La fonction de maintien de l'ordre de l'enseignant

 

 

Dans la forme scolaire, les enseignants sont des agents de maintien de l'ordre : ils doivent maintenir la discipline dans leur classe et maintenir l'ordre social en triant et en sélectionnant les élèves. Le mystère de l’école est de comprendre comment un espace conçu pour reproduire l’ordre social parvient parfois à produire de l’émancipation ?

 

Faire la police

 

Les enseignants se plaignent parfois du fait qu'ils ont l'impression de passer plus de temps à faire la police qu'à enseigner alors qu'ils voudraient accorder plus de temps aux apprentissages.

 

L'éducation libertaire et les pédagogies qui en ont été tirées avaient pour objectif d'essayer de penser une éducation qui abolisse la fonction policière de l'enseignant. Mais ces pédagogies, pour cela, doivent remettre en question la forme scolaire, par exemple l'obligation d'assiduité.

 

De fait, l'enseignant dans le cadre scolaire, peut difficilement remettre en question cette fonction qui lui est attribuée. D'où l'intérêt chez certains enseignants des méthodes de discipline positive. Ces méthodes intéressent également le management patronal. En effet, elles visent à faire en sorte que le sujet accepte de manière non-conflictuelle de se plier à l'ordre disciplinaire. La capacité de récupération des nouvelles idées par le capitalisme tient à ce que sa devise pourrait être: “il faudrait que tout change, pour que rien ne change” (Tancredi, Le Guépard). L’apparent progressisme du libéralisme économique masque un conservatisme social.

 

Ces pédagogies ne visent principalement qu'à adoucir l'ordre carcéral de l'école.

 

On assigne à l'école le rôle de socialiser les élèves. Il est bien prétentieux d’affi cela : un élève qui n'irait pas à l'école ne finirait pas comme un être profondément asocial.

 

En revanche, la forme scolaire a pour fonction d'habituer l'élève aux contraintes du travail salarié : horaire régulier, charge de travail, obéissance à des ordres…

 

L'école maternelle a principalement pour fonction d'habituer l'élève à l'ordre disciplinaire de l'école et ainsi, à le préparer au mieux à cet ordre pour la suite de ses apprentissages. C'est le devenir élève.

 

Le réel moyen de remettre en question l’ordre de disciplinaire que construit l’école, c’est en stimulant l’esprit critique des élèves. L’esprit critique consiste à leur apprendre à discerner lorsqu’il est légitime d’obéir à une règle sociale et lorsqu’il est légitime de la contester.

 

Reproduire les inégalités sociales

 

La seconde fonction de maintien de l'ordre des enseignants, c'est la reproduction des inégalités sociales, en particulier, de sexe et de classe sociale.

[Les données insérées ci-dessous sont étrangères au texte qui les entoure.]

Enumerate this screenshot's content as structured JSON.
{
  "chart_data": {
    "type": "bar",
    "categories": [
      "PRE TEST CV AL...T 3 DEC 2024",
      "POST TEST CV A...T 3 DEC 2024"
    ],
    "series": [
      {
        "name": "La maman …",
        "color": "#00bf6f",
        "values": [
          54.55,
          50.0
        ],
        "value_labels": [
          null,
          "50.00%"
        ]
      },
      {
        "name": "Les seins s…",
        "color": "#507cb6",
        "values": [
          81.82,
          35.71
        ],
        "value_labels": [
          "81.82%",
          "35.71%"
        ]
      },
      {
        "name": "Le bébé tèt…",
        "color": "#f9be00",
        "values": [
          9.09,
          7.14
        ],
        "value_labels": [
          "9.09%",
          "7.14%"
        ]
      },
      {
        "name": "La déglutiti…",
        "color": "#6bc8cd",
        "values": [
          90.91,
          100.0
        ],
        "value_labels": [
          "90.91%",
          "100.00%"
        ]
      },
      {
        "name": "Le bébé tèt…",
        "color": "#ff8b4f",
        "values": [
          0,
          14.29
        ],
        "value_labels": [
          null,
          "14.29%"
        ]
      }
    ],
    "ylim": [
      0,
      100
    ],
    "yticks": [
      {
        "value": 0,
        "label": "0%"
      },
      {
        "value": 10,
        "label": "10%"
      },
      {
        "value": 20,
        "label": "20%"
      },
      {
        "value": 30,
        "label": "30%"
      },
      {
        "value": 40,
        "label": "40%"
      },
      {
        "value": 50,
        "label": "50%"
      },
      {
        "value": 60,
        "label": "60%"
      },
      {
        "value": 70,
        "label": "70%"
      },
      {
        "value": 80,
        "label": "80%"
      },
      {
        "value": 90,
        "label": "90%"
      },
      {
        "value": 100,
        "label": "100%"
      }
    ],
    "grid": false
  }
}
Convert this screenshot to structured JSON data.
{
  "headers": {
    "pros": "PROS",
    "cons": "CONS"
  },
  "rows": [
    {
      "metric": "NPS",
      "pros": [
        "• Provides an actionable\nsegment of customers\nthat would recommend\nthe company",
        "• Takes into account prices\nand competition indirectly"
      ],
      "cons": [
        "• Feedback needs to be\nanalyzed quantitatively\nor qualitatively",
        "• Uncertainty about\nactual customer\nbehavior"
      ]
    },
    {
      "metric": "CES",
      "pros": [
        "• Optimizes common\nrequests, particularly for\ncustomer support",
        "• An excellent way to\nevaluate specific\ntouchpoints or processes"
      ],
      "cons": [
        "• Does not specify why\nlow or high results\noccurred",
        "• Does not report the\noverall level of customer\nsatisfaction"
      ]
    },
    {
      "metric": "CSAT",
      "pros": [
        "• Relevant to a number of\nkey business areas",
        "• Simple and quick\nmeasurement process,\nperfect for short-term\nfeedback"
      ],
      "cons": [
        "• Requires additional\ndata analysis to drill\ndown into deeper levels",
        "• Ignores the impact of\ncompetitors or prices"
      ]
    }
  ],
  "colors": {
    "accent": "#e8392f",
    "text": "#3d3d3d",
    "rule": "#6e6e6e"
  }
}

La forme scolaire française fonctionne comme une chambre d'enregistrement des inégalités sociales : elle sélectionne les élèves et les trie, principalement en fonction de leur origine sociale, en dépit d'une apparente compétition méritocratique.

 

S'il est illusoire pour un enseignant de vouloir lutter individuellement contre l'ordre disciplinaire de la forme scolaire, en revanche, il lui appartient d'essayer de tenter de subvertir l'ordre de la reproduction des inégalités sociales.

 

Pour cela, il doit mettre en œuvre un répertoire de tactiques qui lui permette de mener une micro-guerilla contre la reproduction de l'inégalité scolaire. Cette micro-guerilla vise à subvertir l’ordre scolaire et à instiller un esprit de révolte face aux injustices produites par les inégalités sociales. L’enseignant se situe au niveau de ce que Scott a appelé l’infrapolitque.

 

L’étude de cette infrapolitique de l’ordre scolaire peut être saisie par une microsociologie de la classe à travers des observations ethnographiques: comment l’enseignant reproduit l’ordre scolaire, comment l’élève résiste à la forme scolaire, comment l’enseignant tente de subvertir l’ordre scolaire...

 

Ce qui est attendu de l’enseignant, c’est qu’il dote les élèves des compétences nécessaires à leur employabilité (socle commun), mais sans aller jusqu’à leur donner les moyens de critiquer les inégalités sociales et de les combattre. Mais il n’en demeure pas moins que le fait d’apprendre à lire ouvre des possibilités d’émancipation qui s’avèrent parfois capables d’échapper à la logique sociale de la reproduction de la domination.

 

Il en va de même de ce qui est attendu de l’enseignant: il ne s’agit pas de lui donner les moyens de combattre les inégalités sociales, mais simplement de faire en sorte que les élèves acceptent l’ordre social tel qu’il est: apprendre à devenir élève, fournir une culture commune, mettre en avant le discours sur la laïcité plutôt que la question sociale.